Migrating to v3

Warning

Invenio v3 is significantly different from v1 and thus migrating from v1 to v3 is a complex operation.

This guide will help you dump records and files from your v1 installation. You will need to write code to import the dumped data into your v3 installation. This is necessary because v3 support many different data models and thus you need to map your v1 MARC21 records into your new data model in v3.

Dumping data from v1.2

The module Invenio-Migrator will help you dump your v1 data and as well import the data in v3.

Install Invenio-Migrator in v1

There are several ways of installing Invenio-Migrator in your Invenio v1.2 or v2.1 production environment, the one we recommend is using Virtualenv to avoid any interference with the currently installed libraries:

$ sudo pip install virtualenv virtualenvwrapper
$ source /usr/local/bin/virtualenvwrapper.sh
$ mkvirtualenv migration --system-site-packages
$ workon migration
$ pip install invenio-migrator --pre
$ inveniomigrator dump --help

It is important to use the option --system-site-packages as Invenio-Migrator will use Invenio legacy python APIs to perform the dump. The package virtualenvwrapper is not required but it is quite convenient.

Dump records and files

$ mkdir /vagrant/dump
$ cd /vagrant/dump/
$ inveniomigrator dump records

This will generate one or more JSON files containing 1000 records each, with the following information:

  • The record id.
  • The record metadata, stored in the record key there is a list with one item for each of the revisions of the record, and each item of the list contains the MARC21 representation of the record plus the optional JSON.
  • The files linked with the record, like for the record metadata it is a list with all the revisions of the files.
  • Optionally it also contains the collections the record belongs to.

For more information about how to dump records and files see the Usage section of the Invenio-Migrator documentation.

The file path inside the Invenio legacy installation will be included in the dump and used as file location for the new Invenio v3 installation. If you are able to mount the file system following the same pattern in your Invenio v3 machines, there shouldn’t be any problem, but if you can’t do it, then you need to copy over the files folder manually using your favorite method, i.e.:

$ cd /opt/invenio/var/data
$ tar -zcvf /vagrant/dump/files.tar.gz files

Pro-tip: Maybe you want to have different data models in your new installation depending on the nature of the record, i.e. bibliographic records vs authority records. In this case one option is to dump them in different files using the --query argument when dumping from your legacy installation:

$ inveniomigrator dump records --query '-980__a:AUTHORITY' --file-prefix bib
$ inveniomigrator dump records --query '980__a:AUTHORITY' --file-prefix auth

Things

The dump command of the Invenio-Migrator works with, what we called, things. A thing is an entity you want to dump from your Invenio legacy installation, e.g. in the previous example the thing was records.
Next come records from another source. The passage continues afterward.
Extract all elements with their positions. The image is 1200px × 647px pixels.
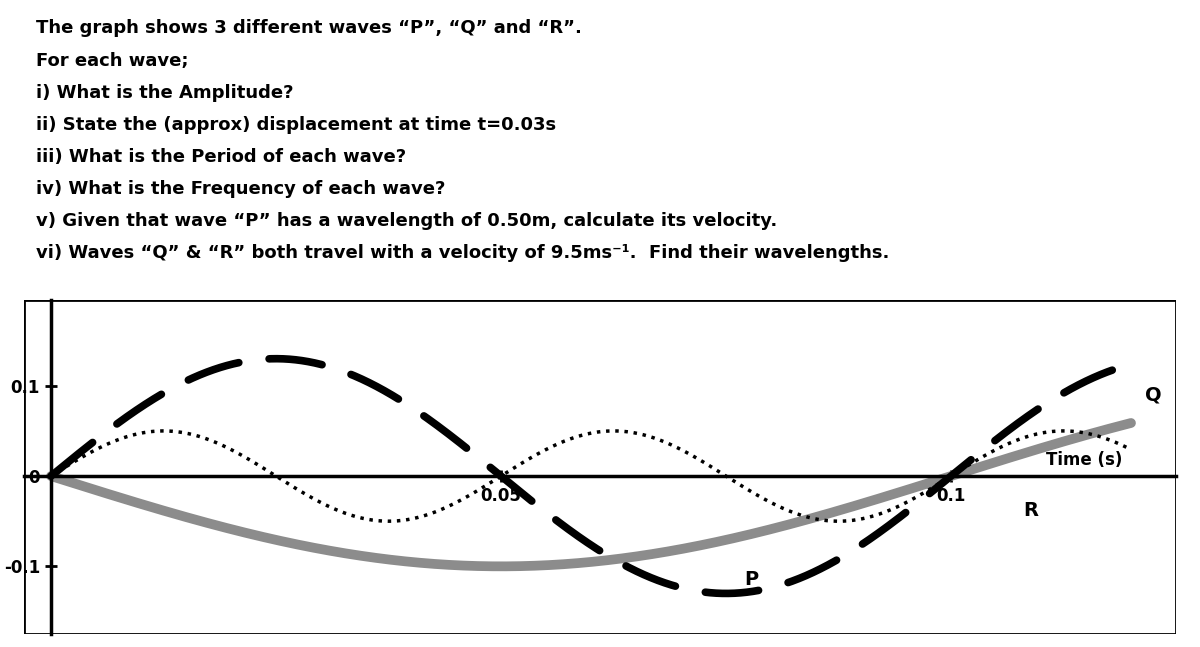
- Text: v) Given that wave “P” has a wavelength of 0.50m, calculate its velocity.: v) Given that wave “P” has a wavelength …: [36, 212, 776, 230]
- Text: R: R: [1022, 501, 1038, 520]
- Text: Q: Q: [1145, 386, 1162, 404]
- Text: iii) What is the Period of each wave?: iii) What is the Period of each wave?: [36, 148, 406, 166]
- Text: For each wave;: For each wave;: [36, 52, 188, 69]
- Text: The graph shows 3 different waves “P”, “Q” and “R”.: The graph shows 3 different waves “P”, “…: [36, 19, 581, 38]
- Text: i) What is the Amplitude?: i) What is the Amplitude?: [36, 83, 293, 102]
- Text: iv) What is the Frequency of each wave?: iv) What is the Frequency of each wave?: [36, 180, 445, 198]
- Text: P: P: [744, 570, 758, 589]
- Text: Time (s): Time (s): [1045, 451, 1122, 469]
- Text: vi) Waves “Q” & “R” both travel with a velocity of 9.5ms⁻¹.  Find their waveleng: vi) Waves “Q” & “R” both travel with a v…: [36, 245, 889, 262]
- Text: ii) State the (approx) displacement at time t=0.03s: ii) State the (approx) displacement at t…: [36, 116, 556, 134]
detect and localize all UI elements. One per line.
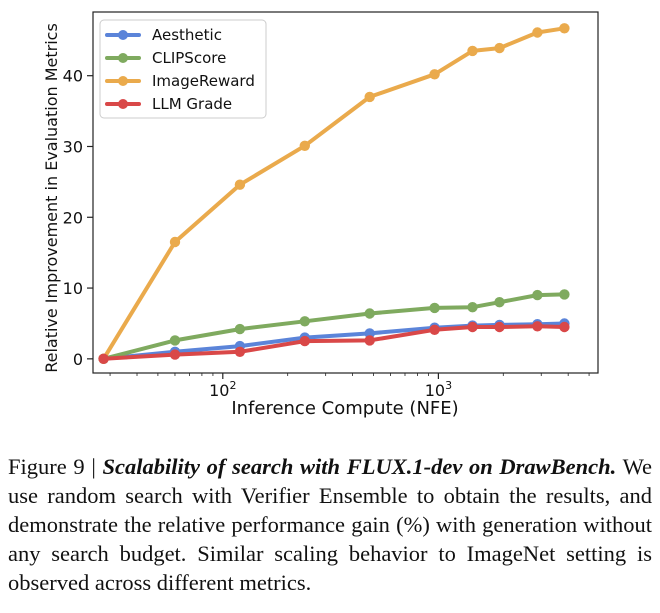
series-line-clipscore	[101, 292, 567, 361]
data-point-llm-grade	[169, 349, 181, 360]
data-point-imagereward	[467, 45, 478, 57]
data-point-imagereward	[234, 179, 246, 190]
legend-label-imagereward: ImageReward	[152, 72, 255, 90]
data-point-clipscore	[559, 289, 570, 300]
data-point-llm-grade	[364, 335, 375, 346]
data-point-clipscore	[299, 316, 310, 327]
data-point-clipscore	[234, 323, 246, 335]
data-point-imagereward	[364, 91, 375, 103]
y-tick-label: 40	[63, 67, 83, 86]
legend-label-llm-grade: LLM Grade	[152, 95, 232, 113]
figure-label: Figure 9 |	[8, 454, 103, 479]
y-tick-label: 30	[63, 137, 83, 156]
y-tick-label: 10	[63, 279, 83, 298]
data-point-imagereward	[559, 23, 570, 34]
data-point-clipscore	[494, 297, 505, 308]
y-tick-label: 0	[73, 350, 83, 369]
data-point-imagereward	[532, 27, 543, 38]
legend-item-llm-grade: LLM Grade	[105, 95, 232, 113]
data-point-imagereward	[169, 236, 181, 248]
x-axis-label: Inference Compute (NFE)	[231, 398, 458, 419]
y-axis-label: Relative Improvement in Evaluation Metri…	[42, 23, 61, 373]
figure-caption: Figure 9 | Scalability of search with FL…	[8, 452, 652, 597]
data-point-imagereward	[429, 69, 440, 80]
data-point-llm-grade	[429, 324, 440, 335]
series-llm-grade	[98, 321, 570, 364]
figure-title: Scalability of search with FLUX.1-dev on…	[102, 454, 617, 479]
figure-chart: 0 10 20 30 40 102 103 Inference Compute (NFE)…	[42, 11, 599, 419]
legend-item-imagereward: ImageReward	[105, 72, 255, 90]
data-point-llm-grade	[234, 346, 246, 357]
data-point-llm-grade	[559, 321, 570, 333]
data-point-clipscore	[532, 289, 543, 301]
legend: Aesthetic CLIPScore ImageReward LLM Grad…	[99, 19, 267, 119]
y-tick-label: 20	[63, 208, 83, 227]
data-point-clipscore	[467, 302, 478, 313]
data-point-clipscore	[429, 302, 440, 314]
data-point-llm-grade	[494, 321, 505, 333]
data-point-llm-grade	[299, 335, 310, 347]
series-line-aesthetic	[101, 321, 567, 361]
series-line-llm-grade	[101, 324, 567, 361]
data-point-llm-grade	[532, 321, 543, 332]
caption-body: We use random search with Verifier Ensem…	[8, 454, 652, 595]
series-line-imagereward	[101, 26, 567, 361]
legend-item-aesthetic: Aesthetic	[105, 26, 222, 44]
data-point-imagereward	[299, 140, 310, 151]
plot-frame	[92, 11, 599, 374]
data-point-clipscore	[364, 308, 375, 319]
x-tick-label: 102	[209, 379, 236, 400]
legend-box	[99, 19, 267, 119]
data-point-llm-grade	[98, 353, 109, 364]
legend-label-clipscore: CLIPScore	[152, 49, 226, 67]
x-tick-label: 103	[425, 379, 452, 400]
series-imagereward	[98, 23, 570, 364]
legend-item-clipscore: CLIPScore	[105, 49, 226, 67]
legend-label-aesthetic: Aesthetic	[152, 26, 222, 44]
data-point-llm-grade	[467, 321, 478, 333]
data-point-clipscore	[169, 335, 181, 346]
data-point-imagereward	[494, 42, 505, 54]
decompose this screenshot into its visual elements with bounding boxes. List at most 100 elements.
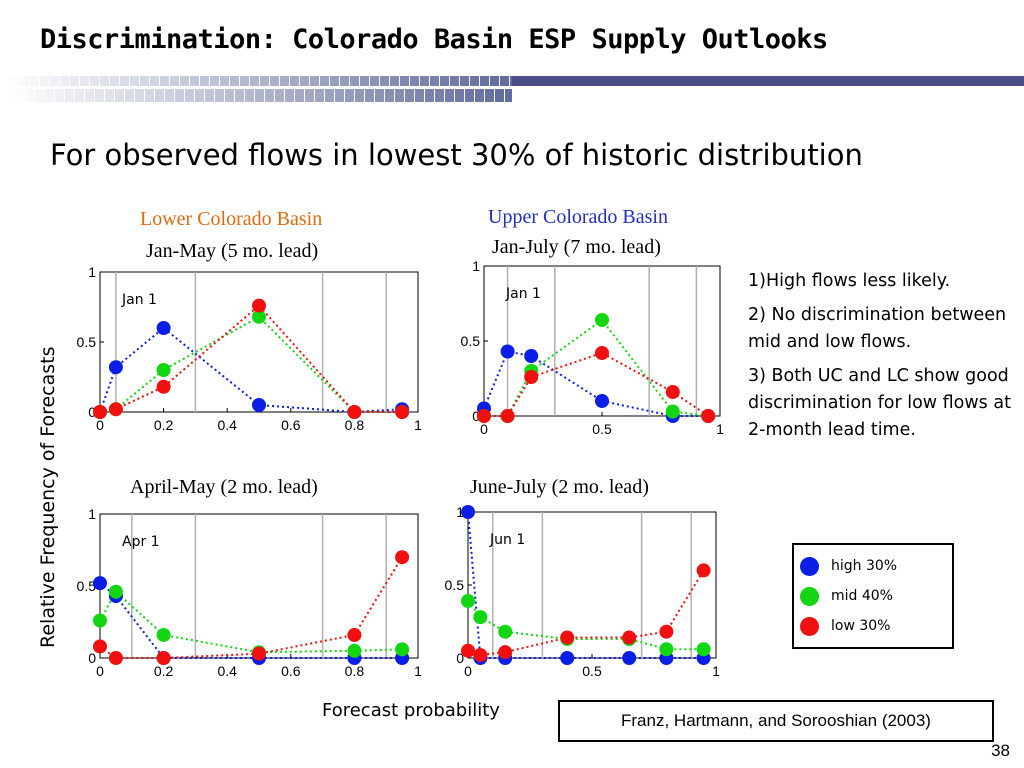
data-point-low [347,405,362,419]
data-point-mid [498,624,513,639]
data-point-low [622,630,637,645]
series-line-high [99,326,403,414]
x-tick-label: 0 [464,663,472,679]
note-item: 1)High flows less likely. [748,271,951,291]
data-point-low [696,563,711,578]
panel-3-title: April-May (2 mo. lead) [130,476,318,498]
data-point-high [622,651,637,665]
y-tick-label: 0 [456,650,464,666]
plot-frame [483,265,721,417]
y-tick-label: 0.5 [445,577,465,593]
x-tick-label: 0.8 [345,663,365,679]
legend-label: high 30% [831,558,898,574]
data-point-mid [473,610,488,625]
x-tick-label: 0.6 [281,663,301,679]
data-point-low [500,409,515,423]
legend-marker [800,556,819,576]
data-point-high [108,360,123,375]
note-item: 3) Both UC and LC show good discriminati… [748,366,1011,440]
data-point-mid [156,363,171,377]
lower-basin-label: Lower Colorado Basin [140,208,323,230]
data-point-mid [665,404,680,419]
data-point-high [93,576,107,591]
data-point-low [395,405,410,419]
legend-marker [800,586,819,606]
banner-solid-bars [512,76,1024,102]
data-point-mid [696,642,711,657]
y-tick-label: 1 [456,504,464,520]
data-point-low [461,643,475,658]
y-tick-label: 0.5 [461,333,481,349]
data-point-low [395,550,410,565]
data-point-low [665,385,680,399]
x-tick-label: 0.2 [154,417,174,433]
upper-basin-label: Upper Colorado Basin [488,206,668,228]
data-point-mid [252,309,266,324]
data-point-mid [108,584,123,599]
legend-label: low 30% [831,618,891,634]
banner-gradient-strip [0,76,512,102]
data-point-low [701,409,716,423]
data-point-mid [395,642,410,657]
data-point-high [524,349,539,363]
legend-item-mid: mid 40% [800,585,893,607]
x-tick-label: 0 [96,663,104,679]
data-point-high [461,505,475,519]
data-point-low [498,645,513,660]
data-point-low [524,370,539,384]
x-tick-label: 1 [712,663,720,679]
series-line-mid [99,590,403,654]
panel-annotation: Jan 1 [121,292,157,308]
data-point-high [595,394,609,408]
note-item: 2) No discrimination between mid and low… [748,305,1007,352]
plot-frame [99,513,419,659]
x-axis-label: Forecast probability [322,700,500,721]
y-tick-label: 0 [88,404,96,420]
data-point-mid [595,313,609,327]
series-line-low [484,351,709,417]
data-point-low [473,648,488,663]
x-tick-label: 1 [716,421,724,437]
data-point-low [252,298,266,313]
panel-2-title: Jan-July (7 mo. lead) [492,236,661,258]
legend-marker [800,616,819,636]
panel-annotation: Apr 1 [122,534,160,550]
data-point-high [560,651,575,665]
notes-list: 1)High flows less likely. 2) No discrimi… [748,268,1016,451]
slide-title: Discrimination: Colorado Basin ESP Suppl… [40,24,828,55]
x-tick-label: 1 [414,663,422,679]
series-line-high [99,582,403,659]
data-point-low [560,630,575,645]
data-point-high [156,321,171,335]
x-tick-label: 0.4 [217,417,237,433]
y-tick-label: 0.5 [77,578,97,594]
y-tick-label: 1 [472,258,480,274]
data-point-mid [659,642,674,657]
data-point-low [595,346,609,360]
chart-panel-june-july: 0 0.5 1 0 0.5 1 Jun 1 [445,504,721,679]
data-point-low [108,651,123,665]
panel-annotation: Jun 1 [489,532,525,548]
data-point-low [93,405,107,419]
x-tick-label: 0 [96,417,104,433]
data-point-high [252,398,266,412]
legend-box: high 30% mid 40% low 30% [792,543,954,649]
citation-box: Franz, Hartmann, and Sorooshian (2003) [558,700,994,742]
data-point-mid [461,594,475,609]
data-point-mid [93,613,107,628]
y-tick-label: 0 [88,650,96,666]
citation-text: Franz, Hartmann, and Sorooshian (2003) [621,711,931,730]
data-point-low [93,639,107,654]
data-point-mid [156,627,171,642]
x-tick-label: 0.6 [281,417,301,433]
y-axis-label: Relative Frequency of Forecasts [37,346,59,648]
y-tick-label: 1 [88,506,96,522]
data-point-low [156,379,171,394]
series-line-high [483,350,709,417]
page-number: 38 [991,741,1010,760]
x-tick-label: 0.5 [592,421,612,437]
data-point-mid [347,643,362,658]
y-tick-label: 0 [472,408,480,424]
data-point-low [659,624,674,639]
x-tick-label: 0.2 [154,663,174,679]
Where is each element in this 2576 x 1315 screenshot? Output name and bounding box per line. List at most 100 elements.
The list of things Invenio-Migrator can dump by default is listed via entry-points in the setup.py, this not only help us add new dump scripts easily, but also allows anyone to create their own dumpscripts from outside the Invenio-Migrator.

You can read more about which things are already supported by the Invenio-Migrator documentation.

Loading data in v3

Install Invenio-Migrator in v3

Invenio-Migrator can be installed in any Invenio v3 environment using PyPI and the extra dependencies loader:

$ pip install invenio-migrator[loader]

Depending on what you want to load you might need to have installed other packages, i.e. to load communities from Invenio v2.1 you need invenio-communities installed.

This will add to your Invenio application a new set of commands under dumps:

$ invenio dumps --help

Load records and files

$ invenio dumps loadrecords /vagrant/dump/records_dump_0.json

This will generate one celery task to import each of the records inside the dump.

Pro-tip: By default Invenio-Migrator uses the bibliographic MARC21 standard to transform and load the records, we now that this might not be the case to all Invenio v3 installation, i.e authority records. By changing MIGRATOR_RECORDS_DUMP_CLS and MIGRATOR_RECORDS_DUMPLOADER_CLS you can customize the behavior of the loading command. There is a full chapter in the Invenio-Migrator documentation about customizing loading if you want more information.

Loaders

Each of the entities that can be loaded by Invenio-Migrator have a companion command generally prefixed by load, e.g. loadrecords.

The loaders are similar to the things we describe previously, but in this case, instead of entry-points, if you want to extend the default list of loaders it can be done adding a new command to dumps, more information about the loaders can be found in the Invenio-Migrator documentation and on how to add more commands in the click documentation.